En bref (Hiver 2023)

Processus de syndicalisation difficile chez Adonis

Les travailleurs et travailleuses unis de l’alimentation et du commerce (TUAC) sont en campagne de syndicalisation auprès des Marchés Adonis, maintenant propriété du Groupe Métro.  Des employé-e-s d’Adonis souhaitent, en effet, améliorer leurs conditions de travail qui sont en deçà de celles des autres bannières.  La crainte de subir des représailles de leur employeur fait qu’ils hésitent à se syndiquer. 

Les Marchés Adonis, spécialisés dans la vente d’aliments provenant du bassin méditerranéen, emploient majoritairement des travailleurs issus de l’immigration.  Ces travailleurs se sentent souvent redevables auprès de l’employeur pour leur avoir accordé leur premier emploi comme immigrant.  Se syndiquer représente une forme de trahison envers une communauté pour laquelle ils ont un sentiment d’appartenance.  L’employeur mise donc sur cette vulnérabilité sans surtout se gêner pour entraver le processus de syndicalisation.  Le syndicat a d’ailleurs dû porter plainte au Tribunal administratif du travail contre les agissements de l’employeur. Une ordonnance provisoire, rendue le 28 octobre 2022, enjoint le Groupe Adonis de ne plus s’ingérer, ni d’entraver le processus de syndicalisation présentement en cours au Marché Adonis d’Anjou et de cesser toutes tactiques d’intimidation auprès des employés.
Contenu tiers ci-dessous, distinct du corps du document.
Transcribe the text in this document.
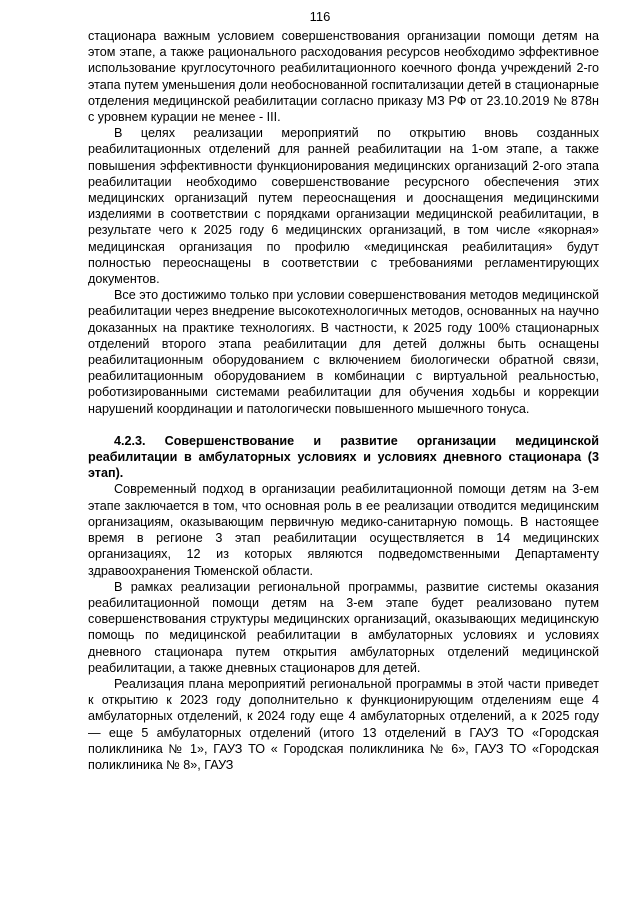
116

стационара важным условием совершенствования организации помощи детям на этом этапе, а также рационального расходования ресурсов необходимо эффективное использование круглосуточного реабилитационного коечного фонда учреждений 2-го этапа путем уменьшения доли необоснованной госпитализации детей в стационарные отделения медицинской реабилитации согласно приказу МЗ РФ от 23.10.2019 № 878н с уровнем курации не менее - III.

В целях реализации мероприятий по открытию вновь созданных реабилитационных отделений для ранней реабилитации на 1-ом этапе, а также повышения эффективности функционирования медицинских организаций 2-ого этапа реабилитации необходимо совершенствование ресурсного обеспечения этих медицинских организаций путем переоснащения и дооснащения медицинскими изделиями в соответствии с порядками организации медицинской реабилитации, в результате чего к 2025 году 6 медицинских организаций, в том числе «якорная» медицинская организация по профилю «медицинская реабилитация» будут полностью переоснащены в соответствии с требованиями регламентирующих документов.

Все это достижимо только при условии совершенствования методов медицинской реабилитации через внедрение высокотехнологичных методов, основанных на научно доказанных на практике технологиях. В частности, к 2025 году 100% стационарных отделений второго этапа реабилитации для детей должны быть оснащены реабилитационным оборудованием с включением биологически обратной связи, реабилитационным оборудованием в комбинации с виртуальной реальностью, роботизированными системами реабилитации для обучения ходьбы и коррекции нарушений координации и патологически повышенного мышечного тонуса.

4.2.3. Совершенствование и развитие организации медицинской реабилитации в амбулаторных условиях и условиях дневного стационара (3 этап).

Современный подход в организации реабилитационной помощи детям на 3-ем этапе заключается в том, что основная роль в ее реализации отводится медицинским организациям, оказывающим первичную медико-санитарную помощь. В настоящее время в регионе 3 этап реабилитации осуществляется в 14 медицинских организациях, 12 из которых являются подведомственными Департаменту здравоохранения Тюменской области.

В рамках реализации региональной программы, развитие системы оказания реабилитационной помощи детям на 3-ем этапе будет реализовано путем совершенствования структуры медицинских организаций, оказывающих медицинскую помощь по медицинской реабилитации в амбулаторных условиях и условиях дневного стационара путем открытия амбулаторных отделений медицинской реабилитации, а также дневных стационаров для детей.

Реализация плана мероприятий региональной программы в этой части приведет к открытию к 2023 году дополнительно к функционирующим отделениям еще 4 амбулаторных отделений, к 2024 году еще 4 амбулаторных отделений, а к 2025 году — еще 5 амбулаторных отделений (итого 13 отделений в ГАУЗ ТО «Городская поликлиника № 1», ГАУЗ ТО « Городская поликлиника № 6», ГАУЗ ТО «Городская поликлиника № 8», ГАУЗ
Depuis 2021, le syndicat des TUAC a été accrédité pour représenter les employé-e-s du magasin Adonis à Dollard-des-Ormeaux.  Il est à espérer que leurs collègues du Marché d’Anjou sauront faire preuve d’autant de courage.


Le taux d’indexation de la CNÉSST en 2023 sera de 6,5 %

Après avoir subi pendant toute l’année 2022 les effets appauvrissants de la hausse fulgurante de l’inflation, les victimes d’accidents et de maladies du travail pourront enfin bénéficier d’un certain répit.

En effet, tel que prévu à la loi, la CNÉSST va revaloriser de 6,5 % les montants fixés par la Loi sur les accidents du travail et les maladies professionnelles à compter du 1er janvier 2023.  Ce taux d’indexation est basé sur la moyenne de l’indice des prix à la consommation (IPC) de Statistique Canada pour les 12 mois qui précèdent le 1er novembre.

Ainsi, les montants tels que l’indemnité pour dommage corporel, les indemnités de décès ou l’aide personnelle à domicile seront haussés de 6,5 % dès le 1er janvier prochain.

Cependant, en ce qui concerne l’indemnité de remplacement du revenu, la revalorisation ne se fera qu’à la date d’anniversaire de la lésion professionnelle.  Par exemple, pour une personne ayant subi son accident le 15 octobre, la revalorisation de 6,5 % de sa base salariale servant à calculer l’indemnité ne se fera que le 15 octobre 2023.  Plusieurs travailleuses ou travailleurs devront encore user de patience.

Quant au maximum annuel assurable, il sera porté à 91 000 $ dès le 1er janvier 2023.  En ce qui concerne le salaire minimum, ce n’est que le 1er mai prochain que la hausse, qui n’a pas encore été annoncée, devrait entrer en vigueur.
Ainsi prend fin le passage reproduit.